Via the IHT (Paulson saying he would consider allowing Fannie Mae, Freddie Mac to buy larger mortgages) and Bloomberg (Fannie Mae, Freddie Mac Regulator Eases Asset Limits), regulatory limits on the two GSEs will be relaxed, in order to allow them to buy, in aggregate, $36 billion of mortgage-backed securities containing “jumbo” loans --- those over the “confirming” limit of $417,000. The changes will not go into effect until companies have cleaned up their ongoing accounting messes and are able to file quarterly financial statements. The increase represents a 2% growth in the two entities’ loan portfolios. Fannie had requested a 10% increase, while some members of congress proposed a 5%.
The GSEs are financial institutions who purchase mortgage-backed securities and then either issue offsetting bonds with a form of credit insurance attached, or hold the securities in their own portfolio.
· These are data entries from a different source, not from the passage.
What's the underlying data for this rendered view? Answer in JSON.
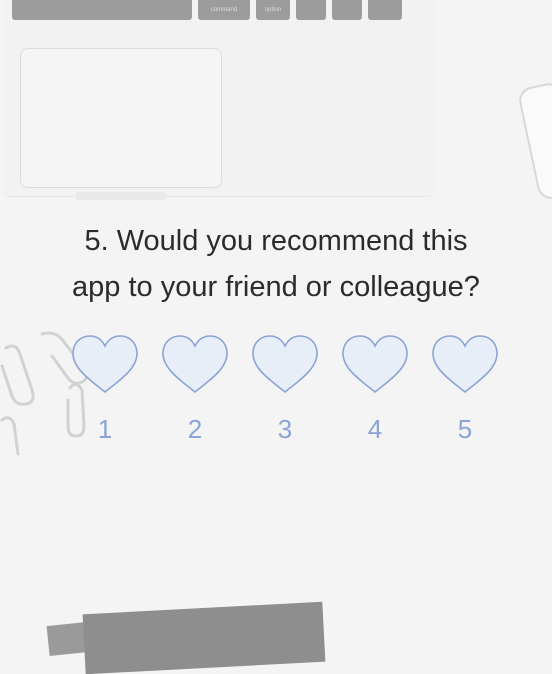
{
  "laptop": {
    "keys": [
      "",
      "command",
      "option",
      "",
      "",
      ""
    ]
  },
  "question": {
    "line1": "5. Would you recommend this",
    "line2": "app to your friend or colleague?"
  },
  "rating": {
    "options": [
      "1",
      "2",
      "3",
      "4",
      "5"
    ],
    "icon": "heart-icon",
    "accent": "#8aa4d6",
    "fill": "#e8eef8"
  }
}
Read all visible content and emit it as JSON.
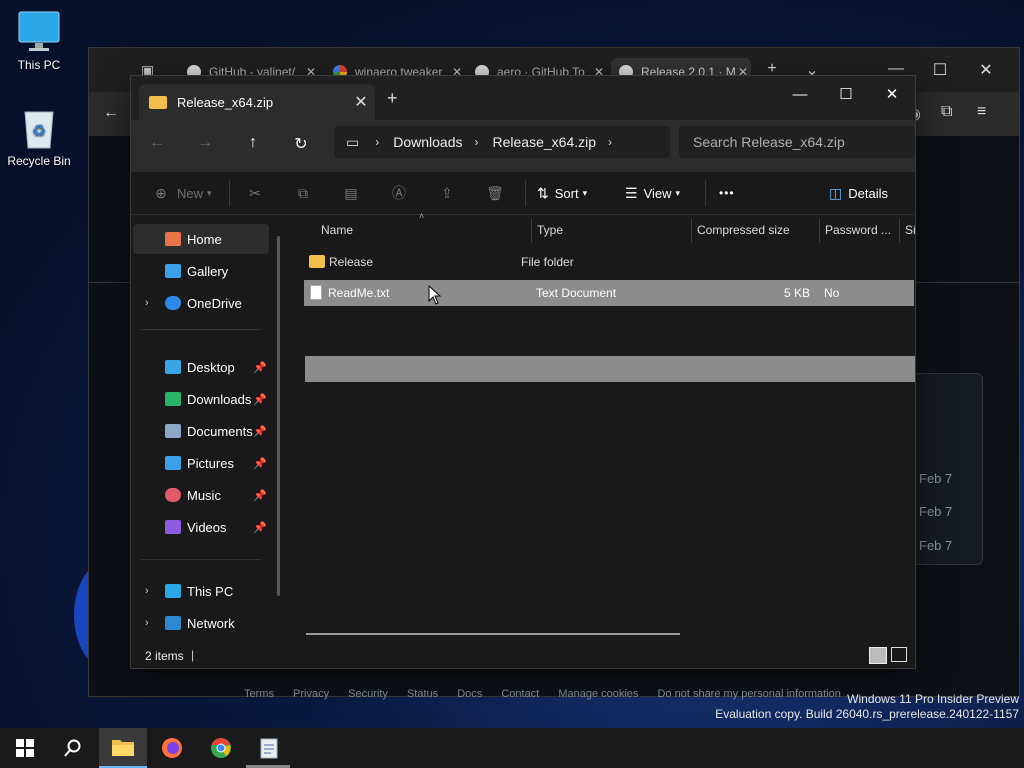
{
  "desktop": {
    "icons": [
      {
        "label": "This PC",
        "icon": "monitor-icon"
      },
      {
        "label": "Recycle Bin",
        "icon": "recycle-bin-icon"
      }
    ],
    "watermark": {
      "line1": "Windows 11 Pro Insider Preview",
      "line2": "Evaluation copy. Build 26040.rs_prerelease.240122-1157"
    }
  },
  "browser": {
    "tabs": [
      {
        "title": "GitHub - valinet/",
        "icon": "github-icon"
      },
      {
        "title": "winaero tweaker",
        "icon": "google-icon"
      },
      {
        "title": "aero · GitHub To",
        "icon": "github-icon"
      },
      {
        "title": "Release 2.0.1 · M",
        "icon": "github-icon"
      }
    ],
    "page": {
      "dates": [
        "Feb 7",
        "Feb 7",
        "Feb 7"
      ],
      "footer": [
        "Terms",
        "Privacy",
        "Security",
        "Status",
        "Docs",
        "Contact",
        "Manage cookies",
        "Do not share my personal information"
      ]
    }
  },
  "explorer": {
    "tab_title": "Release_x64.zip",
    "breadcrumb": [
      "Downloads",
      "Release_x64.zip"
    ],
    "search_placeholder": "Search Release_x64.zip",
    "commands": {
      "new": "New",
      "sort": "Sort",
      "view": "View",
      "more": "•••",
      "details": "Details"
    },
    "nav": {
      "home": "Home",
      "gallery": "Gallery",
      "onedrive": "OneDrive",
      "desktop": "Desktop",
      "downloads": "Downloads",
      "documents": "Documents",
      "pictures": "Pictures",
      "music": "Music",
      "videos": "Videos",
      "thispc": "This PC",
      "network": "Network"
    },
    "columns": [
      "Name",
      "Type",
      "Compressed size",
      "Password ...",
      "Si"
    ],
    "rows": [
      {
        "name": "Release",
        "type": "File folder",
        "size": "",
        "password": ""
      },
      {
        "name": "ReadMe.txt",
        "type": "Text Document",
        "size": "5 KB",
        "password": "No"
      }
    ],
    "status": "2 items",
    "colors": {
      "accent": "#6cb4ff",
      "folder": "#f2c04a",
      "selected_row": "#8c8c8c"
    }
  }
}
They are quasi-governmental, quasi-private entities. They are subject to more lenient capital requirements, their securities receive special treatment in certain bank capital regulations, and their debt is possibly underwritten by the US government, though this is not entirely clear. These lowered their cost of funding compared to other private sector financial institutions and have enabled them to take on more leverage.
Doug Noland, who has been reporting on the GSEs for several years in his weekly Credit Bubble Bulletin believes that the GSEs were instrumental in getting the mortgage finance bubble off the ground. But as they have both run into accounting scandals in recent years (http://en.wikipedia.org/wiki/Fannie_mae#Accounting_scandal, Freddie), their ability to accumulate more portfolio assets has been limited.
In sum, the recent changes don’t appear to have much impact due to their small size of these entities. The story is worth watching, though, since the GSEs are a likely focus of any larger bailout plans that may be in the works to rescue the holders of defaulted or impaired mortgage-backed securities.